Unit tests validate: - Basic initialization works and channel becomes active - Client channels can be created after initialization - Multiple peer groups can coexist and shut down cleanly

Final Resolution (November 2025): All three unit tests now pass reliably after fixing the shutdown race condition:

  1. Shutdown Race Fix: The final issue was in the shutdown() method, which used toTask(channel.close()) to asynchronously close the channel. This scheduled work on Netty's EventLoopGroup, but when multiple peer groups were shutting down in sequence, the executor could already be terminating, causing "event executor terminated" errors.

  2. Solution: Changed to synchronous close with error handling:

    // Before (async scheduling that could fail):
    _ <- toTask(serverBinding.channel().close())
    
    // After (synchronous close with error handling):
    _ <- IO {
      val channel = serverBinding.channel()
      if (channel.isOpen) {
        channel.close().syncUninterruptibly()
      }
    }.handleErrorWith { error =>
      IO(logger.warn(s"Error closing channel: ${error.getMessage}"))
    }
    

This avoids scheduling on the potentially-shutting-down executor and handles errors gracefully.

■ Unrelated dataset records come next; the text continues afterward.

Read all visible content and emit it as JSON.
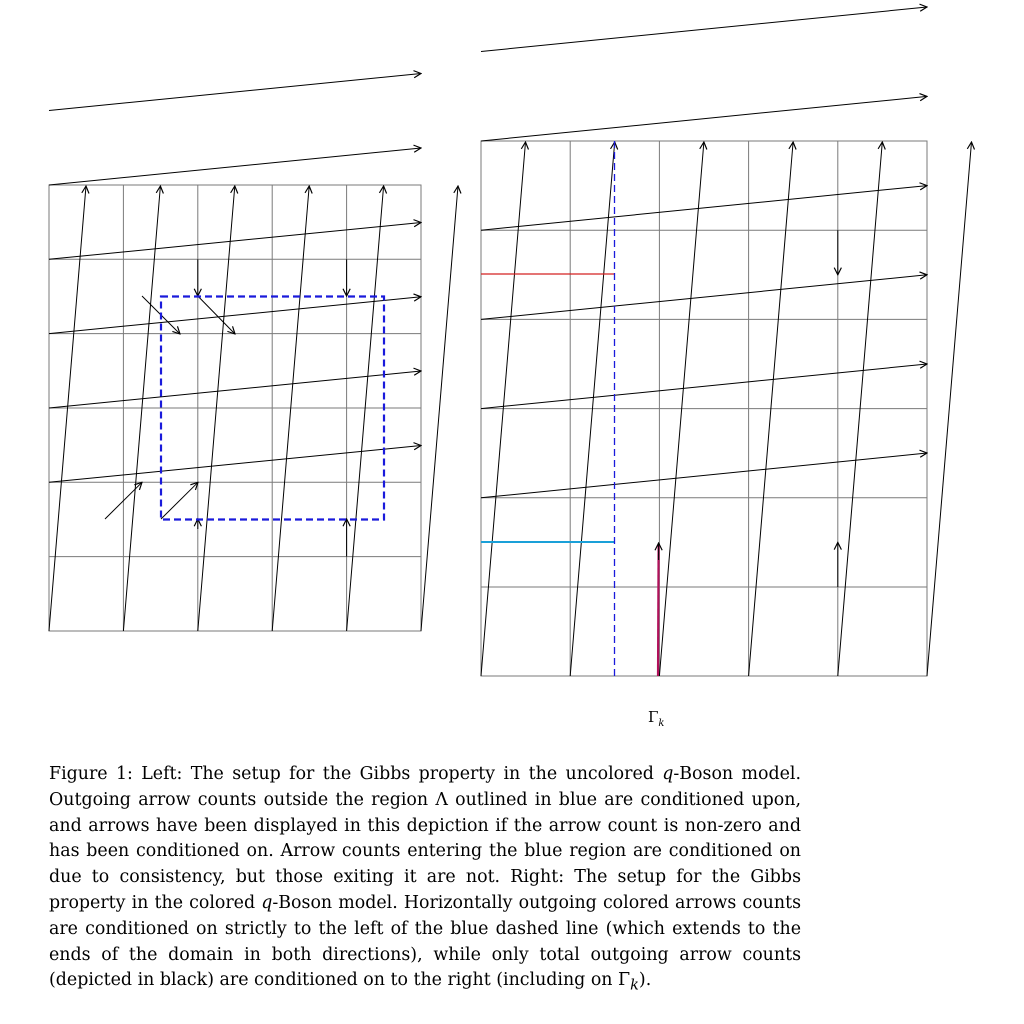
{
  "figure": {
    "gamma_label": "Γ",
    "gamma_subscript": "k"
  },
  "caption": {
    "figure_label": "Figure 1:",
    "text_1": " Left: The setup for the Gibbs property in the uncolored ",
    "q_1": "q",
    "text_2": "-Boson model. Outgoing arrow counts outside the region Λ outlined in blue are conditioned upon, and arrows have been displayed in this depiction if the arrow count is non-zero and has been conditioned on. Arrow counts entering the blue region are conditioned on due to consistency, but those exiting it are not. Right: The setup for the Gibbs property in the colored ",
    "q_2": "q",
    "text_3": "-Boson model. Horizontally outgoing colored arrows counts are conditioned on strictly to the left of the blue dashed line (which extends to the ends of the domain in both directions), while only total outgoing arrow counts (depicted in black) are conditioned on to the right (including on ",
    "gamma": "Γ",
    "gamma_sub": "k",
    "text_4": ")."
  },
  "colors": {
    "grid": "#7a7a7a",
    "arrow": "#000000",
    "region_outline": "#1a1adb",
    "red_path": "#d42020",
    "cyan_path": "#1aa0d8",
    "magenta_path": "#b0105a"
  }
}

Integration tests (in production): - Actual peer discovery and enrollment - Long-running stability - Network edge cases (timeouts, unreachable peers, etc.)

Migration Checklist for Similar Issues

If encountering similar issues elsewhere in the codebase:

  • Compare vendored code with original line-by-line
  • Check for cached references to async resources
  • Validate resource lifecycle timing (creation → ready → cleanup)
  • Test cross-thread state inspection
  • Add lifecycle logging
  • Create unit tests for resource initialization
  • Simplify to match proven patterns
  • Document findings in ADR

References

Review and Update

This ADR should be reviewed when: - Additional Netty integration issues are discovered - Cats Effect releases major version updates - Performance issues arise in network layer - Similar patterns are needed elsewhere (HTTP clients, database connections, etc.)